No time like the present
The process of extracting data from legacy systems, transforming and loading into the data warehouse, will highlight data quality issues which may be a result of data entry or possibly erroneous business logic. This is an opportune time to address the data quality issues, before the data is inserted into the warehouse and ideally fixing them in the source system.
Another consideration at this stage is the reporting required by the business. The development of key reports that are in a format expected by the various user groups, which serve to answer the most common and important queries for the business, will drive consistency of the use of data across the organisation as well as promoting user adoption.
The consideration of reporting will also drive the development of the security model which must sit across the data warehouse and control access to the data. Applying the security model on the data warehouse allows the data custodian to control access to the data at a row and field level. This approach avoids the problematic alternative of working directly with a legacy system application security model.
The next two data governance areas to be considered in the warehousing solution are compliance and archiving. These areas are likely to be driven by external influences such as regulatory bodies that might include APRA, PPIPA, HRIPA, State Records Act and many others. These will define how data must be stored to maintain compliance and how long data must be maintained. These factors can have large impacts on the solution given the different volume of data that may be required to be maintained.
If you build it, they might not come…
The final element of the framework is training and awareness. This is a critical area that is frequently overlooked. I once worked with a clients analytics team who couldn’t understand why people weren’t using their reports. The team had created around 170 insightful reports, deploying them as they were built on their company intranet. The problem was they didn’t tell anyone that they were there, or why the report was relevant.
When you are building your reporting solution, it is critical to engage with the stakeholders to gather their input before the reports are developed. Communicating and training stakeholders to interpret the reports is critical to their understanding and application. Any reporting solution generated by an analytics team in isolation, is at risk of being a report for the sake of it.

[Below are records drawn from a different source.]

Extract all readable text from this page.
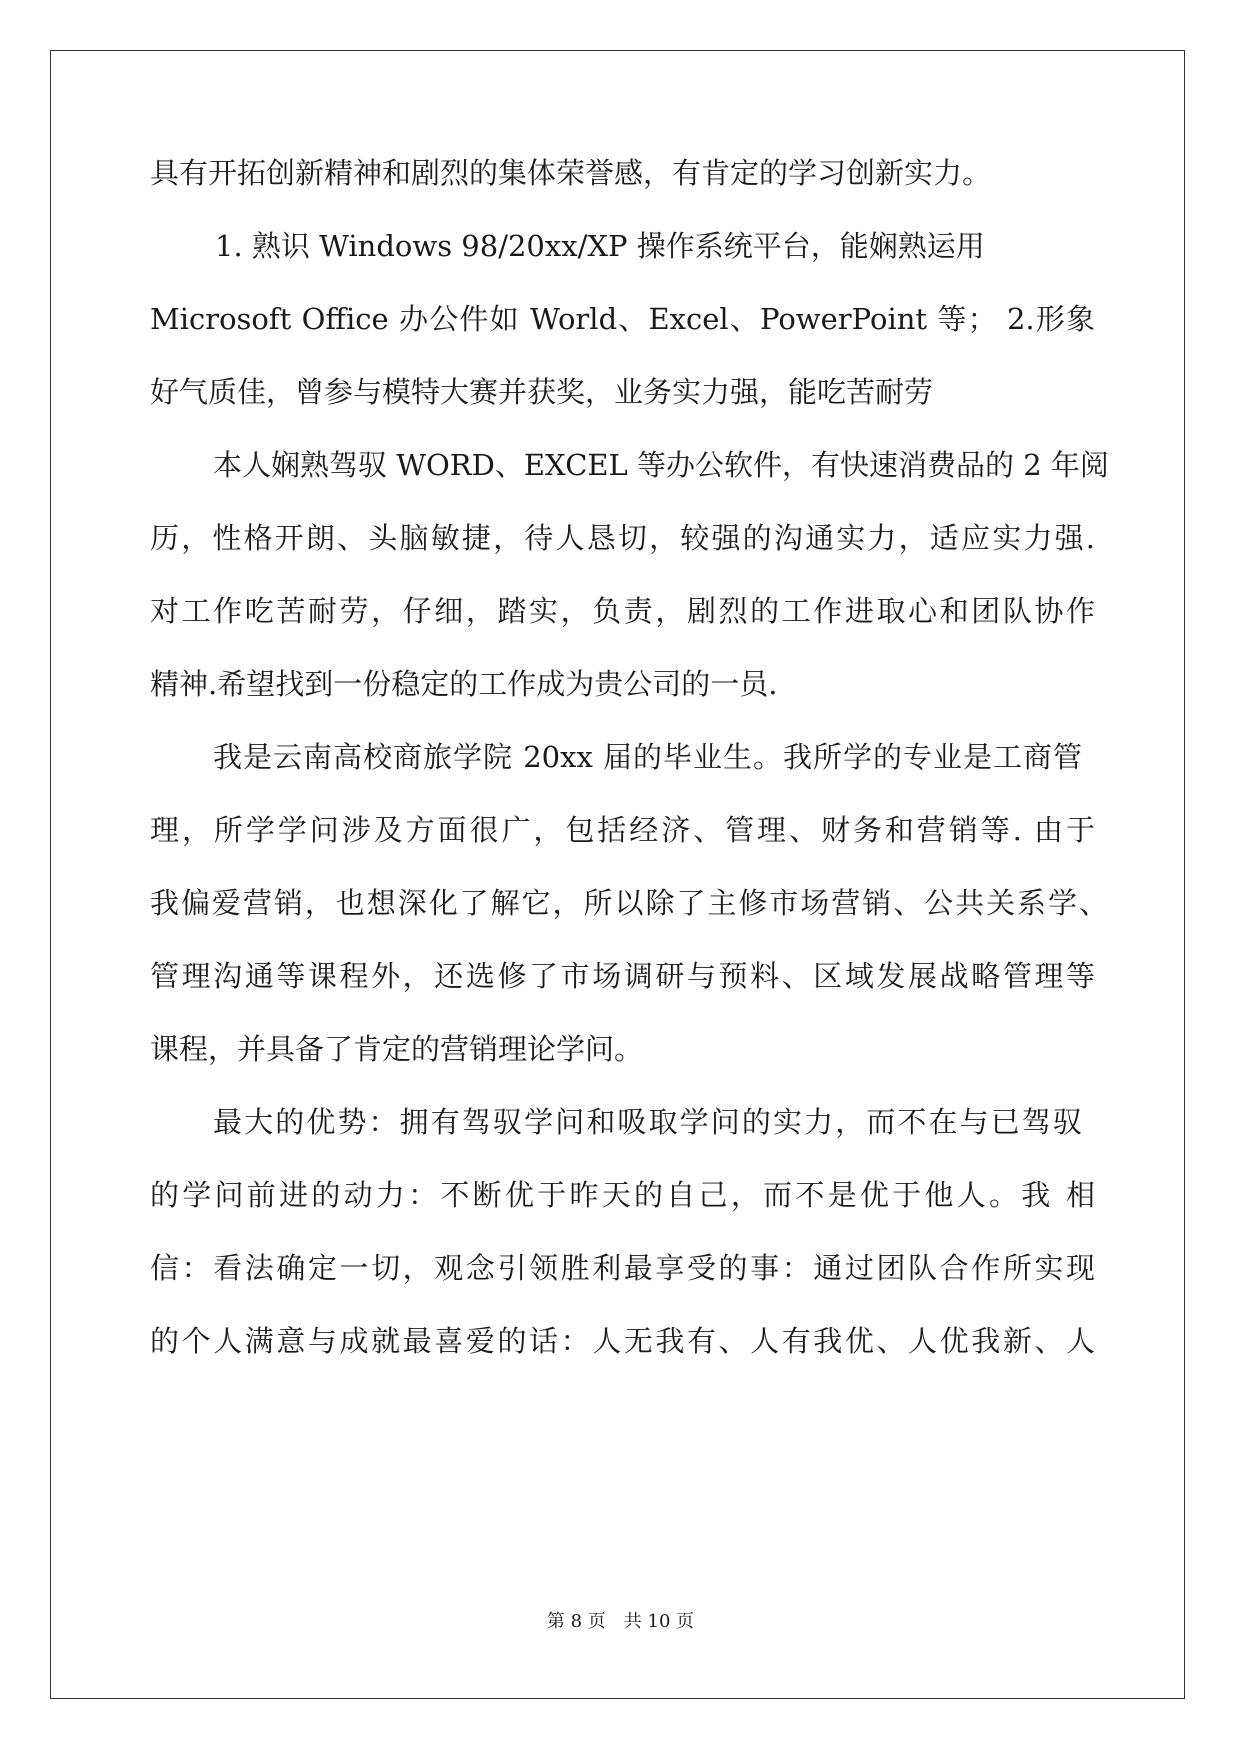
具有开拓创新精神和剧烈的集体荣誉感，有肯定的学习创新实力。
1. 熟识 Windows 98/20xx/XP 操作系统平台，能娴熟运用
Microsoft Office 办公件如 World、Excel、PowerPoint 等； 2.形象
好气质佳，曾参与模特大赛并获奖，业务实力强，能吃苦耐劳
本人娴熟驾驭 WORD、EXCEL 等办公软件，有快速消费品的 2 年阅
历，性格开朗、头脑敏捷，待人恳切，较强的沟通实力，适应实力强.
对工作吃苦耐劳，仔细，踏实，负责，剧烈的工作进取心和团队协作
精神.希望找到一份稳定的工作成为贵公司的一员.
我是云南高校商旅学院 20xx 届的毕业生。我所学的专业是工商管
理，所学学问涉及方面很广，包括经济、管理、财务和营销等. 由于
我偏爱营销，也想深化了解它，所以除了主修市场营销、公共关系学、
管理沟通等课程外，还选修了市场调研与预料、区域发展战略管理等
课程，并具备了肯定的营销理论学问。
最大的优势：拥有驾驭学问和吸取学问的实力，而不在与已驾驭
的学问前进的动力：不断优于昨天的自己，而不是优于他人。我 相
信：看法确定一切，观念引领胜利最享受的事：通过团队合作所实现
的个人满意与成就最喜爱的话：人无我有、人有我优、人优我新、人
第 8 页　共 10 页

I told you governance was sexy
While we all love to create data visualisations, without a data governance framework these can easily become interactive pictures without insight. A data governance framework doesn’t have to be the death of the party, but it must address issues with data quality, standardising data definitions, consider appropriate security measures, as well as compliance and retention requirements. Like all IT projects, I recommend a lean approach, by working with a smaller subset of high value business data to design a governance framework that will be practical in your organisation. Once validated, you can continue to deploy that framework iteratively across your entire organisation and data sources.